Subjecting systems to failures is supposed to increase confidence in their stability. But why? How do you form failure hypotheses? How do you reason about their safety? Why should your organization listen to you and invest in testing your failure hypotheses?
These are some of the questions I faced during my quest to improve production stability at work. In this talk, we will discuss three questions:
How to form better hypotheses, and in particular, how to separate opinions from hypotheses? I will share some examples of overly simplistic hypotheses, testing of which may not produce desired outcomes.
How to push safety boundaries to help you increase the riskiness of your hypotheses? I will outline some tenets of increasing systems safety, before you can increase the riskiness of your hypothesis.
How to influence better trade-offs between investing in chaos engineering and everything else?
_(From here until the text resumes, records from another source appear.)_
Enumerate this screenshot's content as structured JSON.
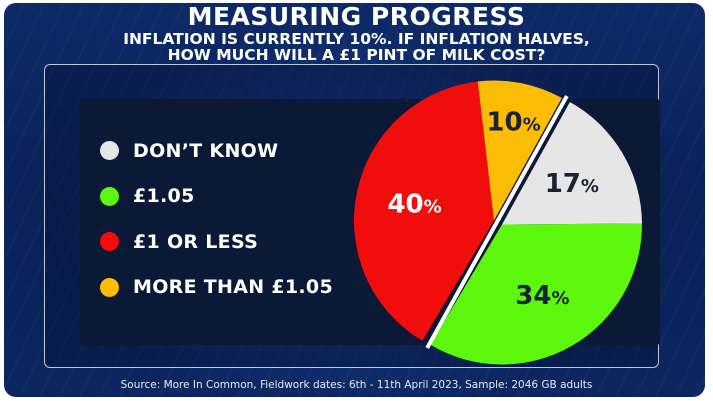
{
  "header": {
    "title": "MEASURING PROGRESS",
    "subtitle_line1": "INFLATION IS CURRENTLY 10%. IF INFLATION HALVES,",
    "subtitle_line2": "HOW MUCH WILL A £1 PINT OF MILK COST?"
  },
  "footer": {
    "source": "Source: More In Common, Fieldwork dates: 6th - 11th April 2023, Sample: 2046 GB adults"
  },
  "chart_data": {
    "type": "pie",
    "title": "MEASURING PROGRESS",
    "legend_placement": "left",
    "categories": [
      "DON’T KNOW",
      "£1.05",
      "£1 OR LESS",
      "MORE THAN £1.05"
    ],
    "values": [
      17,
      34,
      40,
      10
    ],
    "colors": [
      "#e6e6e6",
      "#5cf70d",
      "#f20d0d",
      "#fbbc05"
    ],
    "data_labels": [
      "17",
      "34",
      "40",
      "10"
    ],
    "unit": "%"
  }
}
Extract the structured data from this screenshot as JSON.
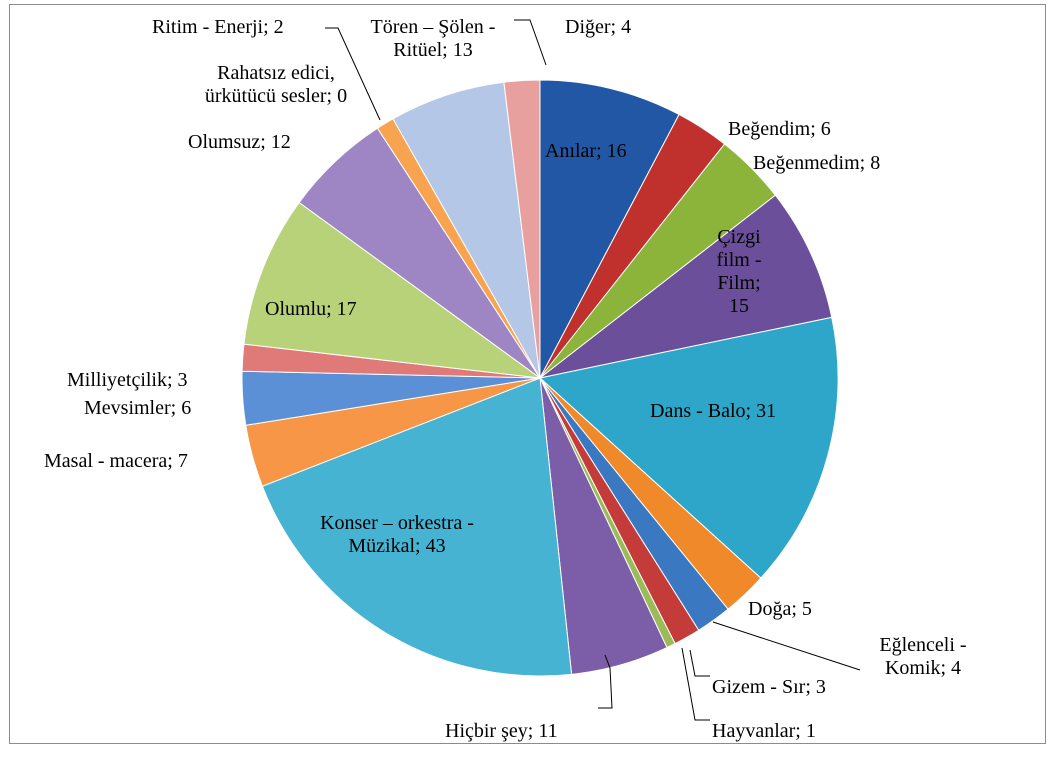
{
  "chart_data": {
    "type": "pie",
    "categories": [
      "Anılar",
      "Beğendim",
      "Beğenmedim",
      "Çizgi film - Film",
      "Dans  - Balo",
      "Doğa",
      "Eğlenceli - Komik",
      "Gizem - Sır",
      "Hayvanlar",
      "Hiçbir şey",
      "Konser – orkestra - Müzikal",
      "Masal - macera",
      "Mevsimler",
      "Milliyetçilik",
      "Olumlu",
      "Olumsuz",
      "Rahatsız edici, ürkütücü sesler",
      "Ritim - Enerji",
      "Tören – Şölen - Ritüel",
      "Diğer"
    ],
    "values": [
      16,
      6,
      8,
      15,
      31,
      5,
      4,
      3,
      1,
      11,
      43,
      7,
      6,
      3,
      17,
      12,
      0,
      2,
      13,
      4
    ],
    "value_labels": [
      "; 16",
      "; 6",
      "; 8",
      "; 15",
      "; 31",
      "; 5",
      "; 4",
      "; 3",
      "; 1",
      "; 11",
      "; 43",
      "; 7",
      "; 6",
      "; 3",
      "; 17",
      "; 12",
      "; 0",
      "; 2",
      "; 13",
      "; 4"
    ],
    "colors": [
      "#2257a5",
      "#c0302c",
      "#8db43a",
      "#6b4f9a",
      "#2ea6c9",
      "#f0892a",
      "#3a78c2",
      "#c43c39",
      "#9bbb59",
      "#7b5ea7",
      "#46b3d3",
      "#f79646",
      "#5b8fd6",
      "#e07a78",
      "#b8d27a",
      "#9e86c4",
      "#4bacc6",
      "#f7a350",
      "#b4c7e7",
      "#e8a09e"
    ]
  }
}
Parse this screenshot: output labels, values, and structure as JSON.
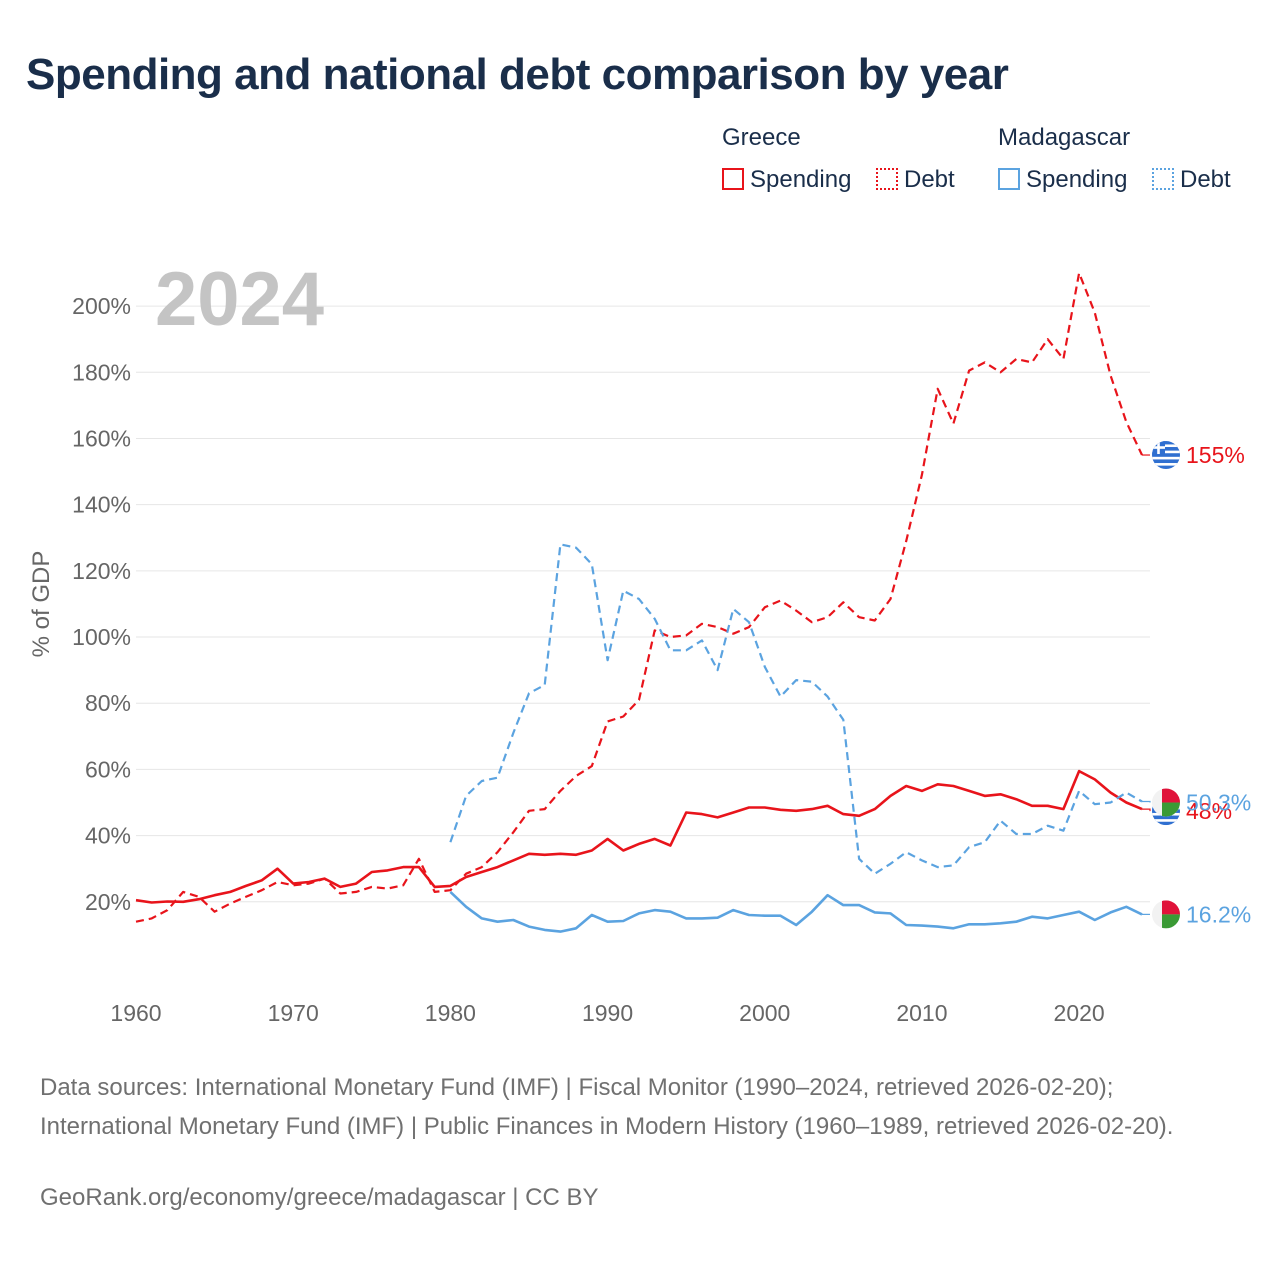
{
  "title": "Spending and national debt comparison by year",
  "legend": {
    "groups": [
      {
        "name": "Greece",
        "color": "#e8141b",
        "items": [
          {
            "label": "Spending",
            "style": "solid"
          },
          {
            "label": "Debt",
            "style": "dotted"
          }
        ]
      },
      {
        "name": "Madagascar",
        "color": "#5ba3e0",
        "items": [
          {
            "label": "Spending",
            "style": "solid"
          },
          {
            "label": "Debt",
            "style": "dotted"
          }
        ]
      }
    ]
  },
  "year_label": "2024",
  "footer": {
    "sources": "Data sources: International Monetary Fund (IMF) | Fiscal Monitor (1990–2024, retrieved 2026-02-20); International Monetary Fund (IMF) | Public Finances in Modern History (1960–1989, retrieved 2026-02-20).",
    "credit": "GeoRank.org/economy/greece/madagascar | CC BY"
  },
  "chart_data": {
    "type": "line",
    "title": "Spending and national debt comparison by year",
    "xlabel": "",
    "ylabel": "% of GDP",
    "xlim": [
      1960,
      2024
    ],
    "ylim": [
      0,
      210
    ],
    "x_ticks": [
      1960,
      1970,
      1980,
      1990,
      2000,
      2010,
      2020
    ],
    "y_ticks": [
      20,
      40,
      60,
      80,
      100,
      120,
      140,
      160,
      180,
      200
    ],
    "y_tick_labels": [
      "20%",
      "40%",
      "60%",
      "80%",
      "100%",
      "120%",
      "140%",
      "160%",
      "180%",
      "200%"
    ],
    "grid": true,
    "series": [
      {
        "name": "Greece Spending",
        "country": "Greece",
        "color": "#e8141b",
        "dash": false,
        "start_year": 1960,
        "values": [
          20.5,
          19.8,
          20.1,
          20.0,
          20.8,
          22.0,
          23.0,
          24.8,
          26.5,
          30.0,
          25.5,
          26.0,
          27.0,
          24.5,
          25.5,
          29.0,
          29.5,
          30.5,
          30.5,
          24.5,
          24.8,
          27.5,
          29.0,
          30.5,
          32.5,
          34.5,
          34.2,
          34.5,
          34.2,
          35.5,
          39.0,
          35.5,
          37.5,
          39.0,
          37.0,
          47.0,
          46.5,
          45.5,
          47.0,
          48.5,
          48.5,
          47.8,
          47.5,
          48.0,
          49.0,
          46.5,
          46.0,
          48.0,
          52.0,
          55.0,
          53.5,
          55.5,
          55.0,
          53.5,
          52.0,
          52.5,
          51.0,
          49.0,
          49.0,
          48.0,
          59.5,
          57.0,
          53.0,
          50.0,
          48.0
        ],
        "end_label": "48%",
        "flag": "greece"
      },
      {
        "name": "Greece Debt",
        "country": "Greece",
        "color": "#e8141b",
        "dash": true,
        "start_year": 1960,
        "values": [
          14.0,
          15.0,
          17.5,
          23.0,
          21.5,
          17.0,
          19.5,
          21.5,
          23.5,
          26.0,
          25.0,
          25.5,
          27.0,
          22.5,
          23.0,
          24.5,
          24.0,
          25.0,
          33.0,
          23.0,
          23.5,
          28.5,
          30.5,
          35.0,
          41.0,
          47.5,
          48.0,
          53.5,
          58.0,
          61.0,
          74.5,
          76.0,
          81.0,
          102.0,
          100.0,
          100.5,
          104.0,
          103.0,
          101.0,
          103.0,
          109.0,
          111.0,
          108.0,
          104.5,
          106.0,
          110.5,
          106.0,
          105.0,
          111.5,
          129.0,
          149.0,
          175.0,
          164.5,
          180.5,
          183.0,
          180.0,
          184.0,
          183.0,
          190.0,
          184.0,
          210.0,
          198.0,
          179.0,
          165.0,
          155.0
        ],
        "end_label": "155%",
        "flag": "greece"
      },
      {
        "name": "Madagascar Spending",
        "country": "Madagascar",
        "color": "#5ba3e0",
        "dash": false,
        "start_year": 1980,
        "values": [
          23.0,
          18.5,
          15.0,
          14.0,
          14.5,
          12.5,
          11.5,
          11.0,
          12.0,
          16.0,
          14.0,
          14.2,
          16.5,
          17.5,
          17.0,
          15.0,
          15.0,
          15.2,
          17.5,
          16.0,
          15.8,
          15.8,
          13.0,
          17.0,
          22.0,
          19.0,
          19.0,
          16.8,
          16.5,
          13.0,
          12.8,
          12.5,
          12.0,
          13.2,
          13.2,
          13.5,
          14.0,
          15.5,
          15.0,
          16.0,
          17.0,
          14.5,
          16.8,
          18.5,
          16.2
        ],
        "end_label": "16.2%",
        "flag": "madagascar"
      },
      {
        "name": "Madagascar Debt",
        "country": "Madagascar",
        "color": "#5ba3e0",
        "dash": true,
        "start_year": 1980,
        "values": [
          38.0,
          52.0,
          56.5,
          57.5,
          71.0,
          83.0,
          85.5,
          128.0,
          127.0,
          122.0,
          93.0,
          114.0,
          111.5,
          105.5,
          96.0,
          96.0,
          99.0,
          90.0,
          108.5,
          104.5,
          91.0,
          82.0,
          87.0,
          86.5,
          82.0,
          75.0,
          33.0,
          28.5,
          31.5,
          35.0,
          32.5,
          30.5,
          31.0,
          36.5,
          38.0,
          44.5,
          40.5,
          40.5,
          43.0,
          41.5,
          53.5,
          49.5,
          50.0,
          53.0,
          50.3
        ],
        "end_label": "50.3%",
        "flag": "madagascar"
      }
    ]
  }
}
How to release the constant trade-off tension that exists in most organizations, so that, you as engineer, can influence your organization to invest in chaos testing?
Subbu Allamaraju @sallamar
Subbu Allamaraju is a senior technologist at the Expedia Group, where he is leading a large-scale migration of Expedia Group's travel platforms from enterprise data centers to a highly available architecture in the cloud. Subbu is a well-rounded engineer and influencer with hands-on experience in software development, architecture, distributed systems, services, internet protocols, operations, and the cloud. Over the past several years, he has helped build and empower several engineering and operations teams in these areas.